As the PCC went on to consider opening up our churches for worship, some interesting ideas emerged, for the short to mid-term at least. Of the three churches in the Team parish of St Luke in the City, St Dunstan’s is to be reserved for specific occasions such as funerals, St Bride’s is to house and further support social justice and inclusive church outreach activities and the third, St Michael’s, is to be used for parish worship. This is the smallest church, most modern of the three, easier to heat, and with good kitchen and toilet facilities. We are playing to the strengths of the buildings and their locations and trying to use our accommodation and human resources as safely and effectively as possible. St Dunstan’s is a huge and impressive Victorian building, refurbished as a wonderfully dramatic worship space.
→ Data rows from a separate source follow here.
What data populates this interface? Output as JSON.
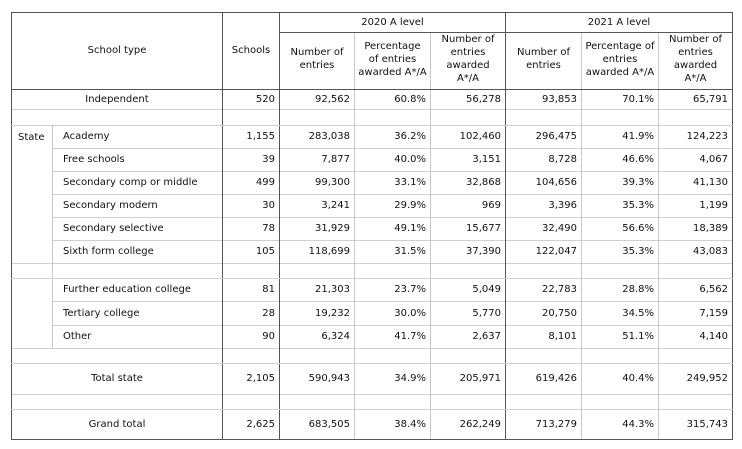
{
  "header": {
    "school_type": "School type",
    "schools": "Schools",
    "year_2020": "2020 A level",
    "year_2021": "2021 A level",
    "entries": "Number of entries",
    "pct_awarded": "Percentage of entries awarded A*/A",
    "num_awarded": "Number of entries awarded A*/A"
  },
  "independent": {
    "label": "Independent",
    "schools": "520",
    "e20": "92,562",
    "p20": "60.8%",
    "a20": "56,278",
    "e21": "93,853",
    "p21": "70.1%",
    "a21": "65,791"
  },
  "state_label": "State",
  "state_rows": [
    {
      "label": "Academy",
      "schools": "1,155",
      "e20": "283,038",
      "p20": "36.2%",
      "a20": "102,460",
      "e21": "296,475",
      "p21": "41.9%",
      "a21": "124,223"
    },
    {
      "label": "Free schools",
      "schools": "39",
      "e20": "7,877",
      "p20": "40.0%",
      "a20": "3,151",
      "e21": "8,728",
      "p21": "46.6%",
      "a21": "4,067"
    },
    {
      "label": "Secondary comp or middle",
      "schools": "499",
      "e20": "99,300",
      "p20": "33.1%",
      "a20": "32,868",
      "e21": "104,656",
      "p21": "39.3%",
      "a21": "41,130"
    },
    {
      "label": "Secondary modern",
      "schools": "30",
      "e20": "3,241",
      "p20": "29.9%",
      "a20": "969",
      "e21": "3,396",
      "p21": "35.3%",
      "a21": "1,199"
    },
    {
      "label": "Secondary selective",
      "schools": "78",
      "e20": "31,929",
      "p20": "49.1%",
      "a20": "15,677",
      "e21": "32,490",
      "p21": "56.6%",
      "a21": "18,389"
    },
    {
      "label": "Sixth form college",
      "schools": "105",
      "e20": "118,699",
      "p20": "31.5%",
      "a20": "37,390",
      "e21": "122,047",
      "p21": "35.3%",
      "a21": "43,083"
    }
  ],
  "other_rows": [
    {
      "label": "Further education college",
      "schools": "81",
      "e20": "21,303",
      "p20": "23.7%",
      "a20": "5,049",
      "e21": "22,783",
      "p21": "28.8%",
      "a21": "6,562"
    },
    {
      "label": "Tertiary college",
      "schools": "28",
      "e20": "19,232",
      "p20": "30.0%",
      "a20": "5,770",
      "e21": "20,750",
      "p21": "34.5%",
      "a21": "7,159"
    },
    {
      "label": "Other",
      "schools": "90",
      "e20": "6,324",
      "p20": "41.7%",
      "a20": "2,637",
      "e21": "8,101",
      "p21": "51.1%",
      "a21": "4,140"
    }
  ],
  "total_state": {
    "label": "Total state",
    "schools": "2,105",
    "e20": "590,943",
    "p20": "34.9%",
    "a20": "205,971",
    "e21": "619,426",
    "p21": "40.4%",
    "a21": "249,952"
  },
  "grand_total": {
    "label": "Grand total",
    "schools": "2,625",
    "e20": "683,505",
    "p20": "38.4%",
    "a20": "262,249",
    "e21": "713,279",
    "p21": "44.3%",
    "a21": "315,743"
  }
}
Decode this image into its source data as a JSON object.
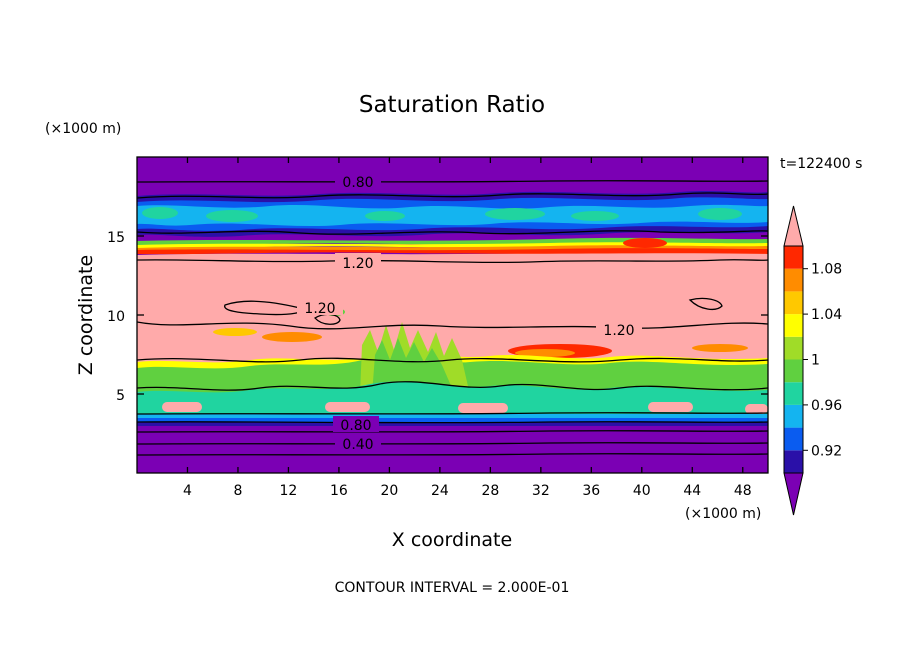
{
  "chart_data": {
    "type": "heatmap",
    "title": "Saturation Ratio",
    "xlabel": "X coordinate",
    "ylabel": "Z coordinate",
    "x_unit": "(×1000 m)",
    "y_unit": "(×1000 m)",
    "xlim": [
      0,
      50
    ],
    "ylim": [
      0,
      20
    ],
    "x_ticks": [
      "4",
      "8",
      "12",
      "16",
      "20",
      "24",
      "28",
      "32",
      "36",
      "40",
      "44",
      "48"
    ],
    "y_ticks": [
      "5",
      "10",
      "15"
    ],
    "time_label": "t=122400 s",
    "footer": "CONTOUR INTERVAL = 2.000E-01",
    "colorbar": {
      "tick_labels": [
        "1.08",
        "1.04",
        "1",
        "0.96",
        "0.92"
      ],
      "colors": [
        "#7b00b4",
        "#2a10a8",
        "#0a5cf0",
        "#14b4f0",
        "#20d4a0",
        "#60d040",
        "#a0dc28",
        "#ffff00",
        "#ffc800",
        "#ff8c00",
        "#ff2800",
        "#ffaaaa"
      ]
    },
    "contour_labels": [
      "0.80",
      "1.20",
      "1.20",
      "1.20",
      "0.80",
      "0.40"
    ]
  }
}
St Bride’s is a Georgian building, in need of extensive conservation work but acting as a busy and centrally located venue - for the Micah Food Bank serving mainly asylum seekers, for a weekly Red Cross drop-in centre, as a support hub for refugee women, a centre for a weekly supper for the homeless, a venue for a choir supporting those with mental health problems and significantly as home to an LGBT worshipping community. The current plan for St Michael’s is to provide regularly one service on a Sunday morning as well as a mid-week communion service, encouraging the three congregations to come together in one place for worship. Significantly however, the intention is to continue with the online worship services for those who prefer this model, for those living further afield or those who do not feel confident as yet to join larger gatherings. Is this the ‘new normal’ and how do we sustain and develop these initiatives? It is work in progress but with the advent of a newly appointed ordained priest and a curate this summer, there will be resources for experimentation. The return to old ways of working seems unlikely and maybe the pandemic has been further stimulus for looking critically at ourselves and thinking afresh about mission and ministry in this city centre parish.